Continue ongoing training. Practice short solo departures and absences daily, providing praise and treats upon your return. Gradually increase the duration and randomness of your absences. This will desensitize your dog to being left alone. Always make your departures and arrivals low-key.

Avoid triggers that previously led to separation anxiety incidents. For example, if closing a certain door or picking up your keys seemed to trigger anxiety, modify your behavior to prevent triggering your dog. Pay attention to early signs of distress.

Ensure your dog has sufficient physical and mental exercise before being left alone. Take them for a long walk and provide interactive puzzle toys. A tired dog is less prone to boredom and stress while alone.

Provide a safe, comfortable area for your dog when you’re gone. This can be a crate, gated room, or dog-proofed area with access to food, water, and toys. Make it positive and avoid confinement as punishment.

Consider hiring a dog walker or pet sitter to check in and walk your dog if longer durations alone are unavoidable. Even short visits can calm your dog in your absence.

Consult your veterinarian about anti-anxiety medications or pheromone collars/diffusers if your dog still seems distressed despite training. These can help ease anxiety as you continue behavior modification.

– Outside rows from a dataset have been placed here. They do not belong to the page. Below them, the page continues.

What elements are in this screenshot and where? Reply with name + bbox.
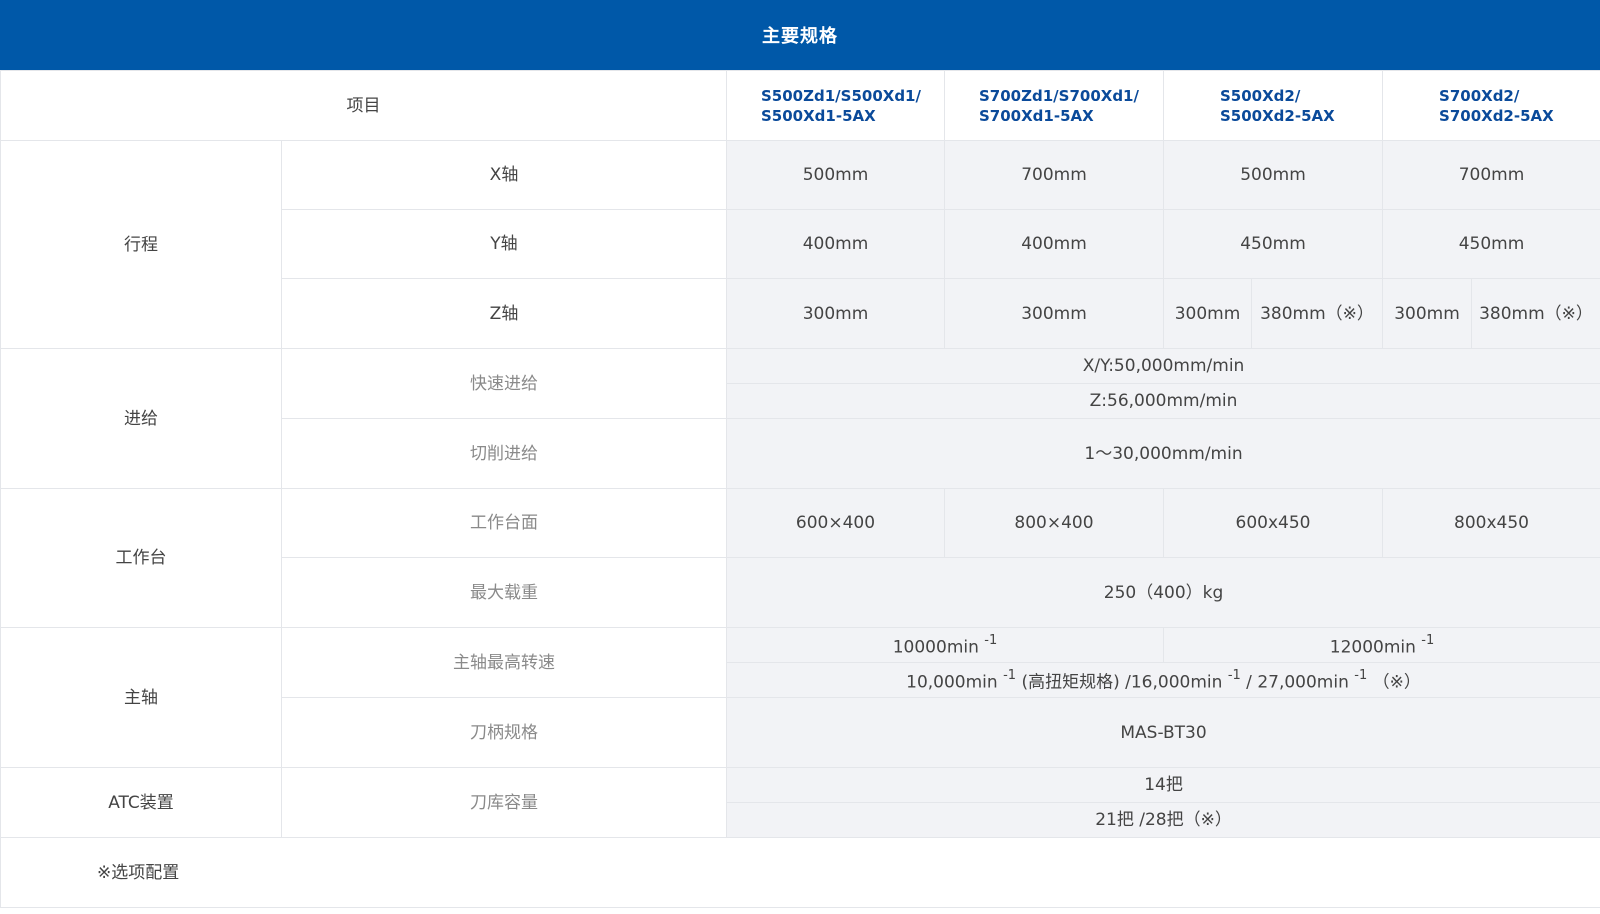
model-header-1: S500Zd1/S500Xd1/ S500Xd1-5AX — [726, 70, 945, 141]
max-load-value: 250（400）kg — [725, 557, 1600, 628]
model-header-2: S700Zd1/S700Xd1/ S700Xd1-5AX — [944, 70, 1164, 141]
spec-page: 主要规格 项目 S500Zd1/S500Xd1/ S500Xd1-5AX S70… — [0, 0, 1600, 914]
z-axis-value-2: 300mm — [944, 278, 1164, 349]
atc-label: ATC装置 — [0, 767, 282, 838]
table-surface-row: 工作台 工作台面 600×400 800×400 600x450 800x450 — [0, 488, 1600, 628]
spindle-speed-d2: 12000min -1 — [1162, 627, 1600, 663]
y-axis-value-2: 400mm — [944, 209, 1164, 279]
feed-label: 进给 — [0, 348, 282, 489]
rapid-feed-row-1: 进给 快速进给 X/Y:50,000mm/min — [0, 348, 1600, 489]
x-axis-value-4: 700mm — [1382, 140, 1600, 210]
y-axis-value-1: 400mm — [726, 209, 945, 279]
table-title: 主要规格 — [0, 0, 1600, 70]
spindle-speed-label: 主轴最高转速 — [281, 627, 727, 698]
tool-holder-value: MAS-BT30 — [725, 697, 1600, 768]
table-surface-value-1: 600×400 — [726, 488, 945, 558]
rapid-feed-xy: X/Y:50,000mm/min — [725, 348, 1600, 384]
travel-label: 行程 — [0, 140, 282, 349]
tool-holder-label: 刀柄规格 — [281, 697, 727, 768]
z-axis-value-4a: 300mm — [1382, 278, 1473, 349]
spindle-label: 主轴 — [0, 627, 282, 768]
z-axis-value-1: 300mm — [726, 278, 945, 349]
travel-x-row: 行程 X轴 500mm 700mm 500mm 700mm — [0, 140, 1600, 349]
tool-capacity-option: 21把 /28把（※） — [725, 802, 1600, 838]
max-load-label: 最大载重 — [281, 557, 727, 628]
table-label: 工作台 — [0, 488, 282, 628]
z-axis-value-3b: 380mm（※） — [1250, 278, 1384, 349]
table-surface-value-3: 600x450 — [1162, 488, 1384, 558]
footnote: ※选项配置 — [0, 837, 1600, 908]
model-header-4: S700Xd2/ S700Xd2-5AX — [1382, 70, 1600, 141]
table-surface-value-4: 800x450 — [1382, 488, 1600, 558]
tool-capacity-standard: 14把 — [725, 767, 1600, 803]
table-surface-label: 工作台面 — [281, 488, 727, 558]
x-axis-value-1: 500mm — [726, 140, 945, 210]
z-axis-label: Z轴 — [281, 278, 727, 349]
spindle-speed-options: 10,000min -1 (高扭矩规格) /16,000min -1 / 27,… — [725, 662, 1600, 698]
y-axis-value-4: 450mm — [1382, 209, 1600, 279]
x-axis-value-2: 700mm — [944, 140, 1164, 210]
item-header: 项目 — [0, 70, 727, 141]
atc-row-1: ATC装置 刀库容量 14把 — [0, 767, 1600, 838]
rapid-feed-z: Z:56,000mm/min — [725, 383, 1600, 419]
y-axis-label: Y轴 — [281, 209, 727, 279]
z-axis-value-4b: 380mm（※） — [1471, 278, 1600, 349]
spindle-speed-d1: 10000min -1 — [726, 627, 1164, 663]
y-axis-value-3: 450mm — [1162, 209, 1384, 279]
footnote-row: ※选项配置 — [0, 837, 1600, 908]
spec-table: 项目 S500Zd1/S500Xd1/ S500Xd1-5AX S700Zd1/… — [0, 70, 1600, 908]
x-axis-value-3: 500mm — [1162, 140, 1384, 210]
tool-capacity-label: 刀库容量 — [281, 767, 727, 838]
x-axis-label: X轴 — [281, 140, 727, 210]
cutting-feed-value: 1～30,000mm/min — [725, 418, 1600, 489]
rapid-feed-label: 快速进给 — [281, 348, 727, 419]
model-header-row: 项目 S500Zd1/S500Xd1/ S500Xd1-5AX S700Zd1/… — [0, 70, 1600, 141]
table-surface-value-2: 800×400 — [944, 488, 1164, 558]
cutting-feed-label: 切削进给 — [281, 418, 727, 489]
z-axis-value-3a: 300mm — [1163, 278, 1252, 349]
model-header-3: S500Xd2/ S500Xd2-5AX — [1162, 70, 1384, 141]
spindle-speed-row-1: 主轴 主轴最高转速 10000min -1 12000min -1 — [0, 627, 1600, 768]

Be patient and consistent. Preventing separation anxiety recurrences takes diligence, but your efforts will pay off with a more confident, independent dog.

Providing Ongoing Support

Separation anxiety is an ongoing challenge, and dogs need patience and compassion as they learn to be comfortable when left alone. It’s important for owners to have realistic expectations and not get frustrated if progress seems slow. Set small, achievable training goals and celebrate the little successes along the way.

Don’t be afraid to ask for help from friends, family, or professionals if you need a break or extra support. See if a friend can take the dog for a walk or have a sleepover to give both you and your dog a break. Consider hiring a dog walker temporarily if your schedule makes training difficult.

Keep up with counterconditioning exercises even after initial training goals are met. Continue providing enrichment activities, exercise, and training on a regular basis. Stay vigilant for any returning signs of anxiety and be prepared to revisit training techniques as needed. With time, patience, and compassion, an anxious dog can learn to be comfortable home alone.

It’s important that owners understand separation anxiety takes work to overcome, and there may be occasional setbacks. But by providing ongoing support and training, the bond between owner and dog will continue to deepen.